Gone were the days where deliveries took days to fulfil. Today, speed is of the essence with advancements in technology to streamline delivery processes.
Enter quick commerce (q-commerce), the third evolution of e-commerce.
foodpanda has grown from its humble beginnings in 2012 to be among the largest food delivery platforms in Asia with presence in 12 markets, the latest being its expansion into Japan in September.
Managing an equally diverse tech team is Benjamin Mann, CTO of foodpanda. In the first part of the interview with e27, Mann shares his experience in dealing with the multiple challenges thrown at his tech teams during the pandemic, how he sets them up to deal with them and the importance of balancing customer feedback and data.
How has foodpanda responded to changes brought about by the pandemic from a tech perspective?
Food delivery platforms are incredibly tech-intensive and a lot goes on behind the scenes — from placing your order to receiving it. If you look at the volume of steps that need to be taken in perfect sequence for someone to get food delivered within 25 to 30 minutes on a global scale as we operate, it’s a beautiful and elegant puzzle.
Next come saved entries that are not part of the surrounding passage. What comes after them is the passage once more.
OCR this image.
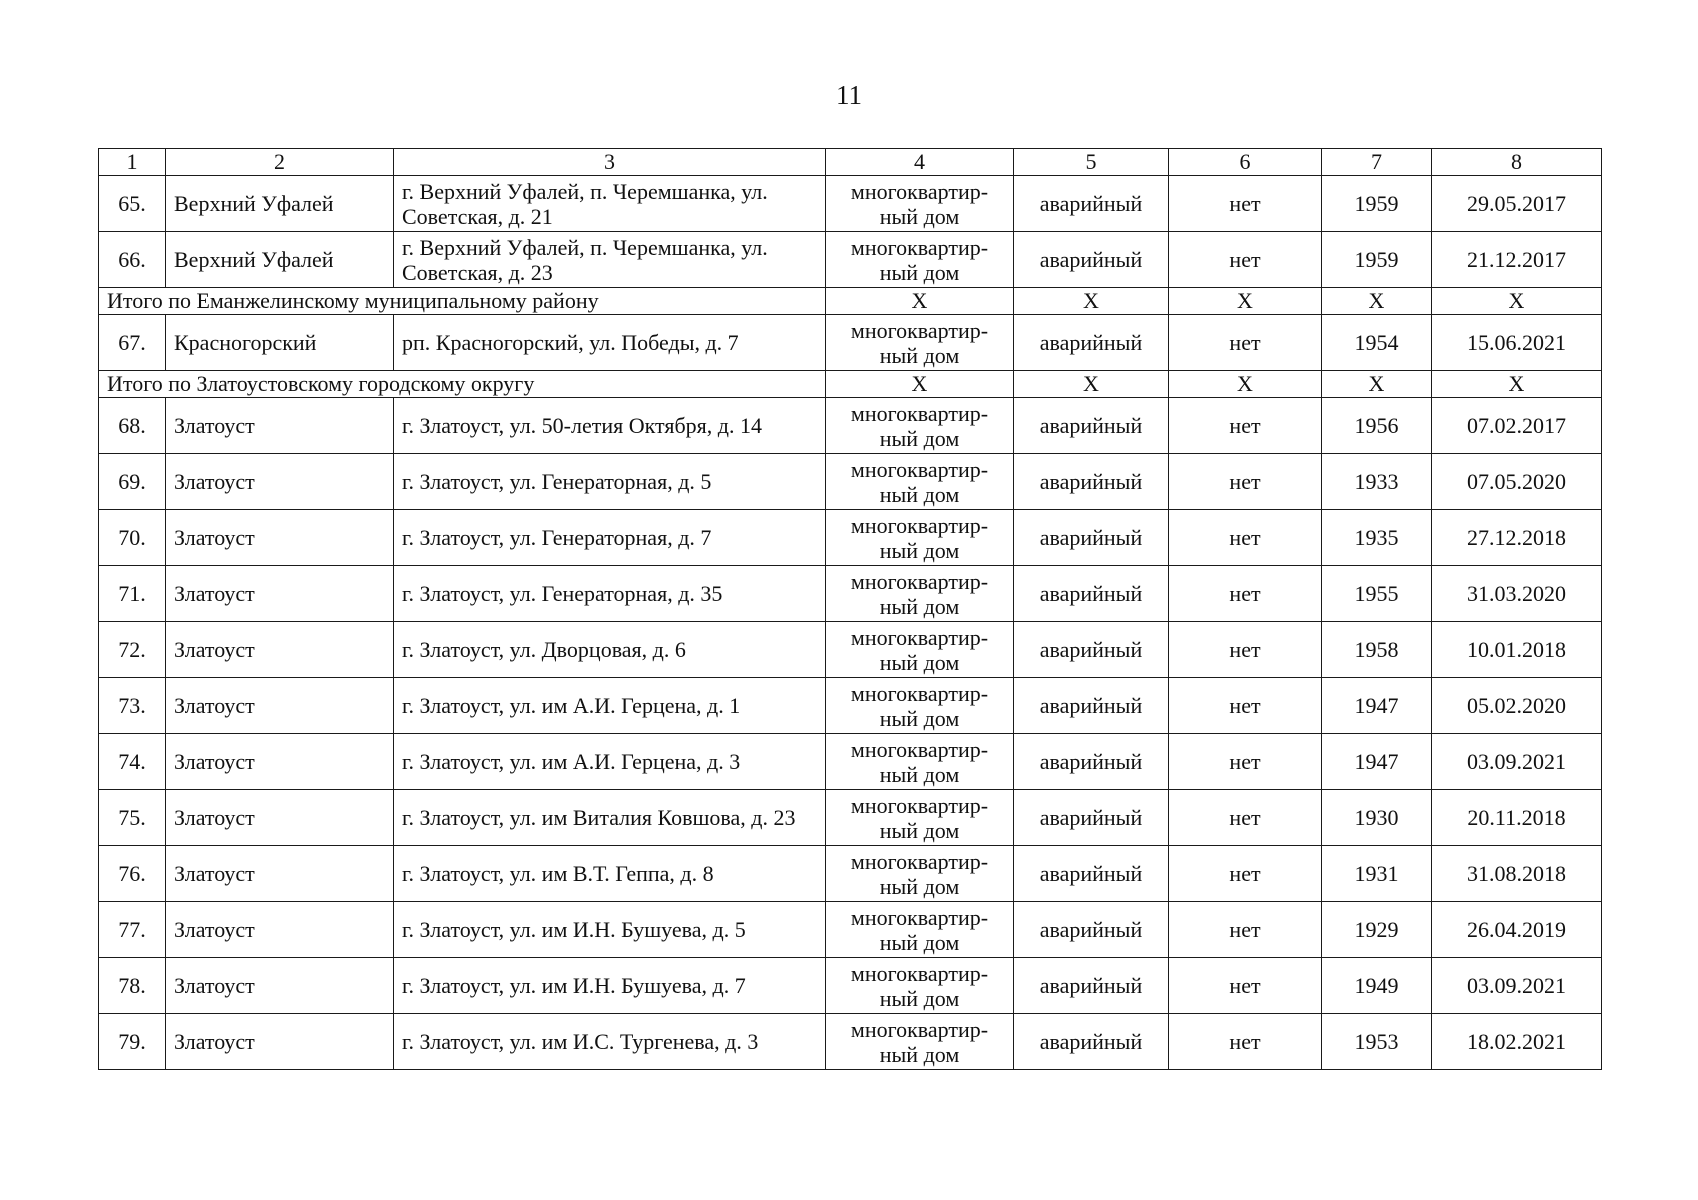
11
1	2	3	4	5	6	7	8
65.	Верхний Уфалей	г. Верхний Уфалей, п. Черемшанка, ул. Советская, д. 21	многоквартир-
ный дом	аварийный	нет	1959	29.05.2017
66.	Верхний Уфалей	г. Верхний Уфалей, п. Черемшанка, ул. Советская, д. 23	многоквартир-
ный дом	аварийный	нет	1959	21.12.2017
Итого по Еманжелинскому муниципальному району			X	X	X	X	X
67.	Красногорский	рп. Красногорский, ул. Победы, д. 7	многоквартир-
ный дом	аварийный	нет	1954	15.06.2021
Итого по Златоустовскому городскому округу			X	X	X	X	X
68.	Златоуст	г. Златоуст, ул. 50-летия Октября, д. 14	многоквартир-
ный дом	аварийный	нет	1956	07.02.2017
69.	Златоуст	г. Златоуст, ул. Генераторная, д. 5	многоквартир-
ный дом	аварийный	нет	1933	07.05.2020
70.	Златоуст	г. Златоуст, ул. Генераторная, д. 7	многоквартир-
ный дом	аварийный	нет	1935	27.12.2018
71.	Златоуст	г. Златоуст, ул. Генераторная, д. 35	многоквартир-
ный дом	аварийный	нет	1955	31.03.2020
72.	Златоуст	г. Златоуст, ул. Дворцовая, д. 6	многоквартир-
ный дом	аварийный	нет	1958	10.01.2018
73.	Златоуст	г. Златоуст, ул. им А.И. Герцена, д. 1	многоквартир-
ный дом	аварийный	нет	1947	05.02.2020
74.	Златоуст	г. Златоуст, ул. им А.И. Герцена, д. 3	многоквартир-
ный дом	аварийный	нет	1947	03.09.2021
75.	Златоуст	г. Златоуст, ул. им Виталия Ковшова, д. 23	многоквартир-
ный дом	аварийный	нет	1930	20.11.2018
76.	Златоуст	г. Златоуст, ул. им В.Т. Геппа, д. 8	многоквартир-
ный дом	аварийный	нет	1931	31.08.2018
77.	Златоуст	г. Златоуст, ул. им И.Н. Бушуева, д. 5	многоквартир-
ный дом	аварийный	нет	1929	26.04.2019
78.	Златоуст	г. Златоуст, ул. им И.Н. Бушуева, д. 7	многоквартир-
ный дом	аварийный	нет	1949	03.09.2021
79.	Златоуст	г. Златоуст, ул. им И.С. Тургенева, д. 3	многоквартир-
ный дом	аварийный	нет	1953	18.02.2021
What we did prior to the pandemic which we are doing more now is that we’re constantly running many A/B tests to aid us in adjusting our tech solutions to the constant micro-changes in user behaviour.
With the volatile situation of the pandemic, it often requires us to make micro-adjustments in a particular vertical, framework or country. So we run numerous tests and evaluate the metrics that come out of it.
We are also trying to see how we can take an idea which was successful in country A to implement in country B by conducting small controlled tests on the local population.
Has the pandemic presented any new challenges for the tech team to deal with?
The pandemic has certainly thrown us numerous curveballs. For example, more customers are preferring contactless payments due to hygiene concerns triggered by the pandemic. Therefore, COVID-19 has certainly accelerated trends like that and we were forced to quickly adapt.
Other issues involved are the onboarding of merchants onto our platform virtually and ensuring this remained a smooth process for them. We have dedicated a whole team to work on making the process as seamless as possible by exploring how we can introduce certain features to reduce the steps required.
Our riders were also facing issues. Overnight, places were getting shut down and curfews were imposed. The remote working trend has resulted in certain areas having a higher demand now as they have become residential areas. On the other hand, office areas are seeing a drop in demand.
How do you set up your teams to deal with the large magnitude of changes?
Food delivery is a complex business consisting of many moving parts that are often out of your control. For example, if it’s raining in Singapore or there is a parade somewhere in Thailand that blocks all the roads of the restaurant that you want to order, how does the rider make an on-time delivery in such circumstances?
Therefore, even before the pandemic, we had operated in a volatile and constantly changing environment. What the pandemic has done is that it has put some of these changes on steroids!
As a team, we are set out in a way that allows us to quickly move people from one focus area to another. From a technical point of view, what we needed to do is quickly adjust certain parts of our systems to deal with the increased demand.
For example, you would be seeing things like high spikes in demand right before the curfew starts because everyone wants their food delivered before riders can no longer go out. I often refer to such spikes as “micro-seasonality”, which had existed before the pandemic however they are greater now.
How has the multitude of changes altered how your teams operate?
It required our engineering and product teams to rethink how can we scale up and down quickly to cope with the increase and fall in demand. It has also forced us to fundamentally rethink how we are building our architecture.
Fortunately, we didn’t have to overhaul our architecture overnight or do rewrites as we were fast to adapt to the changing demands as our teams operate in a relatively autonomous way and changes are responded to quickly.
Our engineering and product teams have the liberty to amend their road map and prioritise what they feel is more important. This way, we can stay agile and make small changes and adapt instead making delayed decisions that would have necessitated an overhaul of our systems.
How do you balance data and customer feedback when building a product?
At foodpanda, we are extremely obsessed with metrics. We have dozens of dashboards in real-time or near real-time where teams can see the impact of smallest changes to the customer behaviour of a certain segment.
Therefore, customers sharing their feedback manually through our channels means we are too late in identifying their concerns. Instead, we should observe these metrics and identify changes in customer behaviour and decide on how we should respond.
If the metrics are moving in the right direction, it signals that we are doing the right thing and should continue. However, if it’s moving in the wrong direction, that’s when we need to analyse the data, run tests within control groups to identify the root cause of the issue and resolve it.
We try to focus more on data instead of relying purely on customer feedback. Feedback remains important because it does come from areas where we don’t have the right metrics to measure them. This is the space where we would value feedback instead.
In areas where we have the right metrics, we want to know that something is negatively impacting the customer before they tell us.